Instantly forgettable and an insult to the legacy of Steven Spielberg’s 1993 original.

 

MORBIUS (Daniel Espinosa)

This one was dreadful on every level. In screenplay and direction and acting the film is one giant bore; one of the movies where it feels the filmmakers were completely disinterested in the material.

Espinosa seems to have been on a mission to drain every bit of originality and fun out of this one.

Mission accomplished!

 

PINOCCHIO (Robert Zemeckis)

Complete with scatological jokes and another giddily awful performance from Tom Hanks, this is a cinematic perversion of the beloved classic.

An ugly, joyless, and dreadful film that is a full-on disgrace to its source material.

Zemeckis’s worst yet.

 

SEE HOW THEY RUN (Tom George)

A bad idea in every second that plays out like an episode from a Disney Channel children’s show doing a skit of old style British mysteries.

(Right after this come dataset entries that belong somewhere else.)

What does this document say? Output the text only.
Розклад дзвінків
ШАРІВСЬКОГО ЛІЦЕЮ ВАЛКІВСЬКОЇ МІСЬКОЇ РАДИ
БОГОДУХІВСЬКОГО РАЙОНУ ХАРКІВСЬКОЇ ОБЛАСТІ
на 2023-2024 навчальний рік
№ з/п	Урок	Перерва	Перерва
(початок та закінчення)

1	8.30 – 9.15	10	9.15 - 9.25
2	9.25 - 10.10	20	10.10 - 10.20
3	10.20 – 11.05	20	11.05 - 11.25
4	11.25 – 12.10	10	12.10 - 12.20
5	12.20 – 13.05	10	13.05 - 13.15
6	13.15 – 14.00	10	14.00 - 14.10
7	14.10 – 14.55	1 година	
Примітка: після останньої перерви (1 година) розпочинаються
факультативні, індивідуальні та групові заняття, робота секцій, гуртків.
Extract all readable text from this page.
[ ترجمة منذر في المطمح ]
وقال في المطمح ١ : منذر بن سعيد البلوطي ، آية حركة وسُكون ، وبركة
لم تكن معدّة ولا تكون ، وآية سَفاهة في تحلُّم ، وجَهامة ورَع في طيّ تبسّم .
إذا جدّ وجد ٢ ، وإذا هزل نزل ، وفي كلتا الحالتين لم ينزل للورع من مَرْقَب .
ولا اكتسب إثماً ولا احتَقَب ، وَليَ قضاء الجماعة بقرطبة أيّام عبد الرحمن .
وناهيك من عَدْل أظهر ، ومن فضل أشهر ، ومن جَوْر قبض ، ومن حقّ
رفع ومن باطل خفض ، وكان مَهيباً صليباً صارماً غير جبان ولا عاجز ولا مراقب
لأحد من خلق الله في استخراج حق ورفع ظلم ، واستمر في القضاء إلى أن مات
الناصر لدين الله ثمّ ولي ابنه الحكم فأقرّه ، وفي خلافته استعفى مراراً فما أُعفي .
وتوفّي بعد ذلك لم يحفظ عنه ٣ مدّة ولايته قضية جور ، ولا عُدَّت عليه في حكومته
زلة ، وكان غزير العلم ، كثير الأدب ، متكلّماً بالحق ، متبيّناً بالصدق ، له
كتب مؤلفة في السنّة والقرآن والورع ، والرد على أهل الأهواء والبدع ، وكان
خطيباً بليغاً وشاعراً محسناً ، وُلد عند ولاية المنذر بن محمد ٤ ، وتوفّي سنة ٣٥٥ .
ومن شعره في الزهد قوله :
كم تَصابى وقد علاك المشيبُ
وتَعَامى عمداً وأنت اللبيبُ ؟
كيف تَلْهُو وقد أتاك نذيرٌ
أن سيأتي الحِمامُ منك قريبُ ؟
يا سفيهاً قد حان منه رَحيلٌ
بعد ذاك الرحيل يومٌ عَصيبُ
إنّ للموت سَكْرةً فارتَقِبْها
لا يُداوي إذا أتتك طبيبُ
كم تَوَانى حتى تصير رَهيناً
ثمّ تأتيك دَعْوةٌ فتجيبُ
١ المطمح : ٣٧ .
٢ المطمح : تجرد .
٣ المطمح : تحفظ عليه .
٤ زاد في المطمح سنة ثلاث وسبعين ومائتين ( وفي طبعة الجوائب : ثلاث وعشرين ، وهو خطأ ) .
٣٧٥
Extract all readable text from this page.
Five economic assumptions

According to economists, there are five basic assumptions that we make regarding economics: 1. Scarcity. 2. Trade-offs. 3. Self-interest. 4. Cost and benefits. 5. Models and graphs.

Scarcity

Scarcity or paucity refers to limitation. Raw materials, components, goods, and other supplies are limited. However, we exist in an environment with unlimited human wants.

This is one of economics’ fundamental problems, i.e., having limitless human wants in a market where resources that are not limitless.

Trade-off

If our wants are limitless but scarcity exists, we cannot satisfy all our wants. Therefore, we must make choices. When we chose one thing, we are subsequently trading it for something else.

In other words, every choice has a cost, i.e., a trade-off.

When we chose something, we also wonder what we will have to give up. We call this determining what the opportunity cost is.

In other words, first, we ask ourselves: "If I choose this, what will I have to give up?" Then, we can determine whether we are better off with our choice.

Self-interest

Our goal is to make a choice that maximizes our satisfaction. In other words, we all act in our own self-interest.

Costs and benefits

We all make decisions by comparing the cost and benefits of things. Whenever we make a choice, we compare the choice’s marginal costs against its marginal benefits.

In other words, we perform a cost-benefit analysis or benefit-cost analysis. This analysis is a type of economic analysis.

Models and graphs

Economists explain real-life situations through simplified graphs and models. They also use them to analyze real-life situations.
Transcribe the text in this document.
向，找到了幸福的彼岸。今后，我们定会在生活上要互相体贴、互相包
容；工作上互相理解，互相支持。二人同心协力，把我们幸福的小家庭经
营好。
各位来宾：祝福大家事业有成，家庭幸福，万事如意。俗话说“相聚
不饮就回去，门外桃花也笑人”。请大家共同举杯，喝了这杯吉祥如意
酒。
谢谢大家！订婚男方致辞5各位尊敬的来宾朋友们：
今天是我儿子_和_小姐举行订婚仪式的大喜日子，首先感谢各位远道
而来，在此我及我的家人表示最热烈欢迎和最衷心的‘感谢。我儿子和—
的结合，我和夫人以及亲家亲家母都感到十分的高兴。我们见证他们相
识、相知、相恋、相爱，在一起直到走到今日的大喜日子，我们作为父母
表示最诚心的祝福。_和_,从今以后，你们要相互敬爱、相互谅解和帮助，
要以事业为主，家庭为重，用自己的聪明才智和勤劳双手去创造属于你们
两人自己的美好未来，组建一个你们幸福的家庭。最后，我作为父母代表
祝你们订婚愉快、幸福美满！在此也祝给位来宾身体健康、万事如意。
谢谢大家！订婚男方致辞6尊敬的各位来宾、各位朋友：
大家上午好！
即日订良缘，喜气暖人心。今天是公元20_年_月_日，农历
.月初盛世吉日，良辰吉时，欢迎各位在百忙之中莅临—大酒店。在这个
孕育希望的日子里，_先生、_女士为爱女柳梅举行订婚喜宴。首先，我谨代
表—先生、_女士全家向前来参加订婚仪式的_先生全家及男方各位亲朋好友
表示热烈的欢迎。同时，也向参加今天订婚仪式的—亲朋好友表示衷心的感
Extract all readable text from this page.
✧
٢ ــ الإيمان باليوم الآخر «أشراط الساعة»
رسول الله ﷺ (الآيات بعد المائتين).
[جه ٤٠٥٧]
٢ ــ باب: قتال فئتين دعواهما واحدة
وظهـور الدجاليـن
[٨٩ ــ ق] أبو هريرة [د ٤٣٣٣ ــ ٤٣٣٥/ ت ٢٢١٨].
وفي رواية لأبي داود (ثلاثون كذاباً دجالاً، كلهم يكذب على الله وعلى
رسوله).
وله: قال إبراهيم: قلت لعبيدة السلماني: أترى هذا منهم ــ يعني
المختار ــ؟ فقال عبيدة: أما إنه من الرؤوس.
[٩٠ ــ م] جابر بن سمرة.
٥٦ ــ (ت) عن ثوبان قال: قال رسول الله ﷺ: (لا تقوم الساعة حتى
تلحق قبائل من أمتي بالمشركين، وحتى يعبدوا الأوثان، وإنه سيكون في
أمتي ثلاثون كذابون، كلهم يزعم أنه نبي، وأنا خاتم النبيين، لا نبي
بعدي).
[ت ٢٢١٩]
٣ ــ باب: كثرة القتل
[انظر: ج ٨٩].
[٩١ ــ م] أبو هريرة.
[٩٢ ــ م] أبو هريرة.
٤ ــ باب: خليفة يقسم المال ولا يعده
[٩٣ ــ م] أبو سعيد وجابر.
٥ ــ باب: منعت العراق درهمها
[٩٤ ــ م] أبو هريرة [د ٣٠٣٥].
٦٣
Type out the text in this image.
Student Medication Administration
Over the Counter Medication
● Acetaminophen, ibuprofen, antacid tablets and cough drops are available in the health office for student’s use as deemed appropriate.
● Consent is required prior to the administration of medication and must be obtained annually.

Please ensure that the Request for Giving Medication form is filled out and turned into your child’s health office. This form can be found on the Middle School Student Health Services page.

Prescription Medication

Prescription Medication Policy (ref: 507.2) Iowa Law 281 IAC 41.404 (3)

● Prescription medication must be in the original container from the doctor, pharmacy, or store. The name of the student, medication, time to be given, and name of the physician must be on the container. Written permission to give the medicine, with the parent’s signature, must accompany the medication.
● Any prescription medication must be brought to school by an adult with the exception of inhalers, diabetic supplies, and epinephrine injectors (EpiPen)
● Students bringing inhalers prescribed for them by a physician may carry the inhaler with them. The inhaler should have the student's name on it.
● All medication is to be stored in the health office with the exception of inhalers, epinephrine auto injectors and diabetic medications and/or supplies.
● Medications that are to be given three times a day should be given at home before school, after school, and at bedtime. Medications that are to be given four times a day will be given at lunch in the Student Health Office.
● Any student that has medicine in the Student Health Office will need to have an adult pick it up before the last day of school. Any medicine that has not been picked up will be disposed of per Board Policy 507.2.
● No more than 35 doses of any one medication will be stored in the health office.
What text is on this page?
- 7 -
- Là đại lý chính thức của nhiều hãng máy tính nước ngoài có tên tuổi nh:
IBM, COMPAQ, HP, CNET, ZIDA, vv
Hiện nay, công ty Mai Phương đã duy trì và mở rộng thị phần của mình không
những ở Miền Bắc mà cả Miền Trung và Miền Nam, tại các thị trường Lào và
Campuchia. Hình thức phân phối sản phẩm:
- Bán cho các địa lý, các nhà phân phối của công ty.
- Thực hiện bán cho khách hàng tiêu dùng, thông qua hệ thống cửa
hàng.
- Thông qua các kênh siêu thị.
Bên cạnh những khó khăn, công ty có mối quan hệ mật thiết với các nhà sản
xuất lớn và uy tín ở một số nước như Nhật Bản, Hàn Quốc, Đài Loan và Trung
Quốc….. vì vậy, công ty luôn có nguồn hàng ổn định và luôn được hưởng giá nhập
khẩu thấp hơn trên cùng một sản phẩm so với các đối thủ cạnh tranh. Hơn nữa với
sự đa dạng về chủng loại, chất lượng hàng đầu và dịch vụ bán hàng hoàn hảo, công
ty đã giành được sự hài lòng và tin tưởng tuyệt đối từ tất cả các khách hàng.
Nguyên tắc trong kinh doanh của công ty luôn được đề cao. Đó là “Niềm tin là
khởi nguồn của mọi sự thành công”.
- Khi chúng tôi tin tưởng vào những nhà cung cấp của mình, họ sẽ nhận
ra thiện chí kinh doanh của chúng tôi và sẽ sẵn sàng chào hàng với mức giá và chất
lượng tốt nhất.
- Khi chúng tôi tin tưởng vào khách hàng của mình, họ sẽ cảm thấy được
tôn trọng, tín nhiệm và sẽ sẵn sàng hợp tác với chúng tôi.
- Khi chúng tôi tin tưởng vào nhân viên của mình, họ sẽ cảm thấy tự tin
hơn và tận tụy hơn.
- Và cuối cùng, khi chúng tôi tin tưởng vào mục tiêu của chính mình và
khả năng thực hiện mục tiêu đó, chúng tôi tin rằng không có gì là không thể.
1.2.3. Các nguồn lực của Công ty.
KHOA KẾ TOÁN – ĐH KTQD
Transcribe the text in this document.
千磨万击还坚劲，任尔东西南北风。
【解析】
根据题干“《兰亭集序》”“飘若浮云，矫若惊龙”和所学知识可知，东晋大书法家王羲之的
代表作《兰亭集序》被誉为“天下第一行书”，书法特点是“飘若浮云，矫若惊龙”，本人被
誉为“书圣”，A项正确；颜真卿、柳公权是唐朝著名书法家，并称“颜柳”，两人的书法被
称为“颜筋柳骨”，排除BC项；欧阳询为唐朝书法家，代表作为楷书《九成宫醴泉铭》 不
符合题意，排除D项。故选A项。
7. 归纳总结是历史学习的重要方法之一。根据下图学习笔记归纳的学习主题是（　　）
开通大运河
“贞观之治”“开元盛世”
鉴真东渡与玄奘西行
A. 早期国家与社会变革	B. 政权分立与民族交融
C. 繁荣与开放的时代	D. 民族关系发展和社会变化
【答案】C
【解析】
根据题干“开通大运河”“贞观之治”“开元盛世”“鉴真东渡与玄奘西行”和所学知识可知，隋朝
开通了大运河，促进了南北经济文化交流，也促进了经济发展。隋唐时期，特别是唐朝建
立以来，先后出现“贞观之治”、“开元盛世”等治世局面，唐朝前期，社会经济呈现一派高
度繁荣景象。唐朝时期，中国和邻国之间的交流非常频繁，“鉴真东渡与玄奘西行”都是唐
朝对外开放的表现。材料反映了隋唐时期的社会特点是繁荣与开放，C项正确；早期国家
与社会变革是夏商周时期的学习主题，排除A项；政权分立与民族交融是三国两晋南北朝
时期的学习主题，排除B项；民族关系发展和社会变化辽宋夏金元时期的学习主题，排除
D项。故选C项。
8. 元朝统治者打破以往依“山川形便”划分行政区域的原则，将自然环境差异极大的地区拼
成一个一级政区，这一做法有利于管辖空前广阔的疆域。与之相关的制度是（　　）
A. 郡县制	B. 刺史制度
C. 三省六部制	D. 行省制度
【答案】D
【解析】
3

The usually great Sam Rockwell looks pained to be there, and his terrible performance is the heartbreaking result.

Maddeningly unfunny and constantly in your face with its ineptitude, this is one sloppy, stupid, mess.

 

THEY/THEM (John Logan)

Message Horror films are always a good thing… unless your message gets lost in an inept screenplay and schizophrenic tonal shifts.

The usually reliable screenwriter John Logan (“Gladiator”, “The Aviator”, “Skyfall”) fails at both writing and directing this time, giving audiences a film that fumbles its message of inclusion and one that has no clue of how to properly use its social issues to craft a Horror film.

Despite good work from Kevin Bacon and an interesting supporting cast, this is a bad movie that eventually spirals into complete garbage.